As a Child Welfare Law Specialist (CWLS), I have focused my practice on the welfare of children.  For nearly two decades I have handled an expansive variety of legal issues involving children from establishing or modifying parenting plans or child support to advocating for the protection of dependent/neglected or abused children.

Jennifer Williams

Attorney at Law

Grandparent Visitation

In Tennessee when certain circumstances exist, then a legal basis may entitle a grandparent to visitation by court order.  Some of these circumstances include when a grandparent has been the caregiver or has a long-term established relationship with a child and visitation is being denied or severely reduced, or a parent of the child is deceased.


Custody cases can exist between parents, grandparents, aunts, uncles, nephews, cousins, and even non-relatives.  Any person who has been caring for a minor child, whether or not related, may be involved in a custody case to maintain the safety or stability of a minor child. 
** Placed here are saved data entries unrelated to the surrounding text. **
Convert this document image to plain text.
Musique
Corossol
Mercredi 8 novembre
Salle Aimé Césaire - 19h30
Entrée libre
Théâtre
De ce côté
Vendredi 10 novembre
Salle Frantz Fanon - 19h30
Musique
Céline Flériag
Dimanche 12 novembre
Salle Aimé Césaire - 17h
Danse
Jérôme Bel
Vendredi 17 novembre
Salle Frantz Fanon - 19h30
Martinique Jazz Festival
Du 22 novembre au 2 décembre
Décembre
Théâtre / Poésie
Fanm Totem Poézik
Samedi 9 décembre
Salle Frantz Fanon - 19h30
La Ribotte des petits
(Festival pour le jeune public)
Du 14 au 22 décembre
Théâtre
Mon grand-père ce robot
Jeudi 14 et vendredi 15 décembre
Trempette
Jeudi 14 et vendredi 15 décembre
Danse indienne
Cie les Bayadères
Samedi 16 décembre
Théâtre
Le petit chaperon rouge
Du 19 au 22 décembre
Visitation cases can exist between parents, stepparents and grandparents and all revolve around the best interest of the minor child.

Child Support/Parentage

When parents are not married, parentage will need to be established by a court in order for the father to be granted specific parenting time.

When parentage is established, the child’s legal name may be changed or remain the same.  Also, child support may be established by the court and a parenting plan may be established.

Parenting Plans

The first parenting plan for a child will determine how much residential parenting time will be spent with each parent, how holidays will be divided, who will make major life decisions for the child, how transportation and exchange of the child will occur, and how much child support will be paid, among other things.


Initial parenting plans can be negotiated or litigated, but it is crucial to resolving the plan in the child’s best interest with a long-term outlook.

The modification of an existing parenting plan has a different burden of proof than the initial parenting plan, but the goal remains the same: to develop a plan in the child’s best interest.